I had known Carter when he was one of the top partners at McKinsey’s New York office.  I reconnected with him recently, when I learned that he had started a PE group targeted on sustainability and energy-efficiency issues called NewWorld Capital Group.  During the talk, Carter referred to the area he works in as “the Virtuous Quadrant.”  He seemed to believe that he could generate above-average returns, by investing in and supporting socially-positive businesses. Virtuous Quadrant Illustration


I came home and researched the term “virtuous quadrant.”  I was pleased to see that the first mention I could find was from a scientific paper on Land Use that was written in 1996 by another old friend of mine from McKinsey, Dr. Alistair (Ali) M. Hanna.  He used the term so casually that I suspect it may have been a term of art within at least the New York office of McKinsey for some time, before this. I’ve now found many mentions of the term, and a number of other articles and papers that support the thesis that lies behind it.  For instance, two Swiss professors, Andreas Georg Scherer and Guido Palazzo, wrote a paper last September that contained references to around two hundred studies that support the view that “Many business firms have started to assume social and political responsibilities that go beyond legal requirements and fill the regulatory vacuum in global governance.”  (They don’t want links to their draft—I assume because it has not been published, yet.)

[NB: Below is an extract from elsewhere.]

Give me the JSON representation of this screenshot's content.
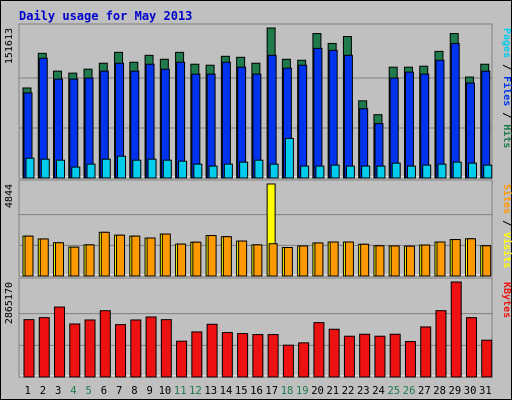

The Environmental Defense Fund has been spearheading an effort to get private equity firms to integrate CSR issues into their investment practices.  Our friend Greg Andeck at EDF sent me a recent New York Times article about how well KKR had done by encouraging its portfolio companies to set sustainability goals and Carter’s fund seems to be moving ahead well.  So, perhaps we are at a tipping point in how business people think about their role in society—and in what society expects and demands from businesses?  If so, I hope that CSRHUB can play a role in revealing this progress, through the ratings we generate and the information we expose.